When I visit practices one of my favorite areas to lay eyes on is the pharmacy. Even with all of the education there is to be had regarding inventory best practices, the pharmacy still seems to be a struggle for many hospitals.

While it is up to the doctor and/or medical director to establish medical protocols, it is up to many managers to control the inventory that is being dispensed and ensure the meds are helping the practice turn a profit. One of the first things we can do to assist patients and owners is to ask our doctors if they would consider generic equivalents for short and long term medications.

I think the first impression many have when I bring this up is that I'm just looking at the dollar signs. They are right, dollars are part of the generic push - in fact, when I see food and pharmacy shelves stocked with "what if" and "we don't sell it a lot, but ..." items, all I see are piles of dollar bills that would be better utilized someplace else in the practice.

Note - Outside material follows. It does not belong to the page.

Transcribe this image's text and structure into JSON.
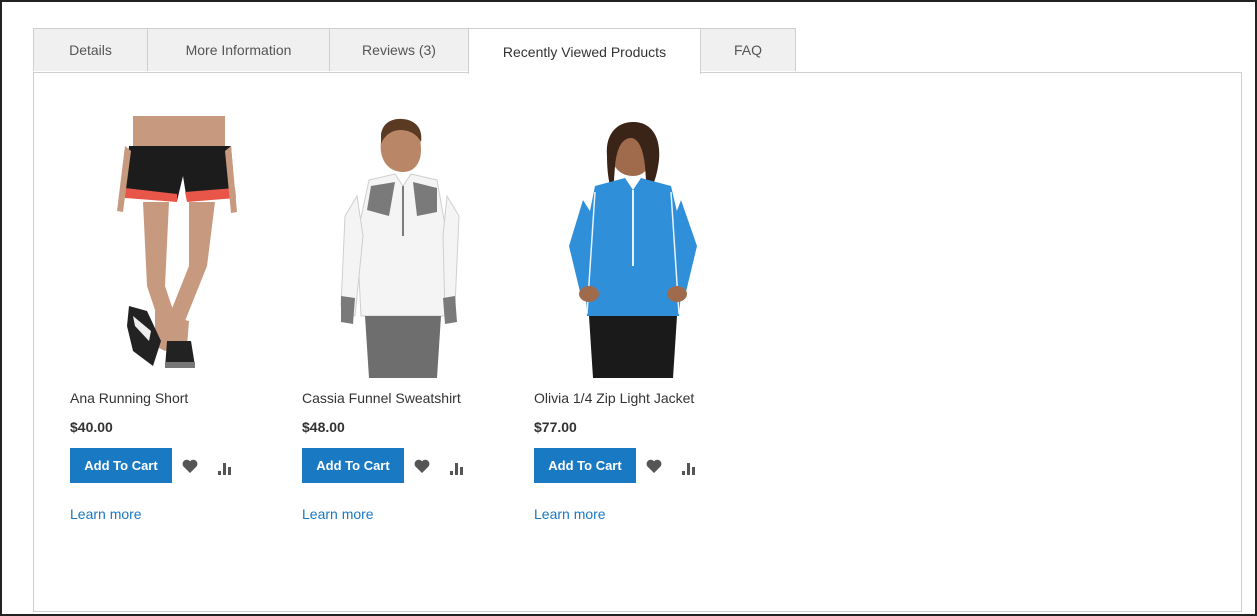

Generics however have another ring with your clients; it is not just about the money. It is also about the correlation they make when purchasing their own medications. Consider these recent research findings as presented by Dr. Steve Ettinger in a recent webinar:

~88% of human drugs dispensed are generic

~87% of pet owners would opt for an FDA approved generic

~72% of pet owners would prefer to fill their pet's short term medication with their veterinarian

~54% of pet owners would prefer to fill their pet's long term medication with their veterinarian

These findings are a powerful message that the veterinary industry should not ignore.

I would also love to see more veterinarians reject a generic based on their own experience and results logged in their adverse/sentinel logs rather than VIN gossip. I have often heard a doctor comment; "that generic has too many adverse reactions, we're going back to the brand name". When I ask to see the adverse logs or research to back up their experience, I have yet to see credible evidence - it's a gut reaction or VIN post that is driving the decision.

At the end of the day I truly believe we owe the clients generic choices to keep our pharmacy in hospital, make treatment more affordable for the client, and help boost the hospital bottom line so the practice can continue to offer its services to the community.